As Geraint Talfan Davies laments the absence of a giving culture in the UK (AP170, p7), he follows countless Britons down the well-worn path of excuses for the state of philanthropy in this country, pulling a cart of misconceptions behind him. In its cargo are any number of reasons Britons are less philanthropic than Americans. A lack of tax incentives. A belief that increased donations will justify government spending cuts. That it’s simply “un-British.” While there’s truth in Davies’s statement that philanthropy is “planted deep in the American civic culture,” he keeps at arm’s length the main reason for the UK’s lack of a culture of giving – Britain’s continued reluctance to develop a culture of asking.

It should come as no surprise. The Department for Education and Skills addressed it in May 2004 in its report ‘Increasing voluntary giving to higher education: Task Force report to Government’, better known as the Thomas report. Although it focused on academia, the study’s findings should have reverberated not only throughout the arts and cultural world, but throughout Britain’s entire non-profit sector. Four years later, however, we’re still dealing with the same issues, making the same excuses. When Davies says that “changing the culture of giving is a task for the long haul,” the implication is that we won’t see change for some time, that no immediate change is possible. But that resignation, that we can’t do anything now, is the heart of our problem.

When Davies adds that “a handful of spectacular donations might well be accomplished quickly, but changing giving habits at a more modest level will take a lot longer, especially in parts of the country like Wales or the North East of England which have more limited corporate sectors, and thus much smaller pockets of wealth”, he sells short a wide swath of the UK, and he’s just plain wrong. If we are learning anything from our American colleagues, we should know that charitable giving as a percentage of income decreases as earning rises. That’s right: the wealthier you are, the less you give, and spectacular donations from the wealthy often lose their lustre when calculated as a percentage of income. And Davies makes a common mistake in assuming that a local corporate presence will drive philanthropy. If this were true we’d see a cluster of spectacular donations in every city with a premiership football club.

Geraint Talfan Davies’s biggest mistake, however, is his apparent assumption that philanthropy just happens, nudged by a government publicity drive. But no culture of giving (and certainly no culture of asking) will survive without fundraisers. Did the Watermill Theatre in Newbury automatically benefit from the culture of giving in West Berkshire, or did local donors accept the challenge set out by Watermill’s fundraising staff and volunteers? (Hint: Watermill Theatre received the 2007 ‘Fundraising Campaign of the Year’ award).
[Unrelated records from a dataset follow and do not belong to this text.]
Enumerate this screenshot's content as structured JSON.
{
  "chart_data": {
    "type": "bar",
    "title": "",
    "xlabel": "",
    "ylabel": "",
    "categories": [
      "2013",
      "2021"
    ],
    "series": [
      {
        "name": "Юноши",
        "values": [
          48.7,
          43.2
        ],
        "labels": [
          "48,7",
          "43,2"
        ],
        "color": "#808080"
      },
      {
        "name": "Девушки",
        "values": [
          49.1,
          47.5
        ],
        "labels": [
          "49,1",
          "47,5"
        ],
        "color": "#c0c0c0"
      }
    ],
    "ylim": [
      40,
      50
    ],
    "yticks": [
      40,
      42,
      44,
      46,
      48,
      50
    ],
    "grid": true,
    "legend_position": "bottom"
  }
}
Whether it’s in London, Edinburgh, Norwich, or even in Wales and the North East of England, successful arts fundraising is happening. It happens when we ask.

When donors in America are asked why they give, tax benefits, naming opportunities and the like are way down on the list. They give because they are asked to give. Our challenge, and I would implore Geraint Talfan Davies to join me, is to ask our donors to give, and to give at the greatest level they can. That’s a change we can make today.

Rick Holland is Senior Consultant with David Dixon Associates.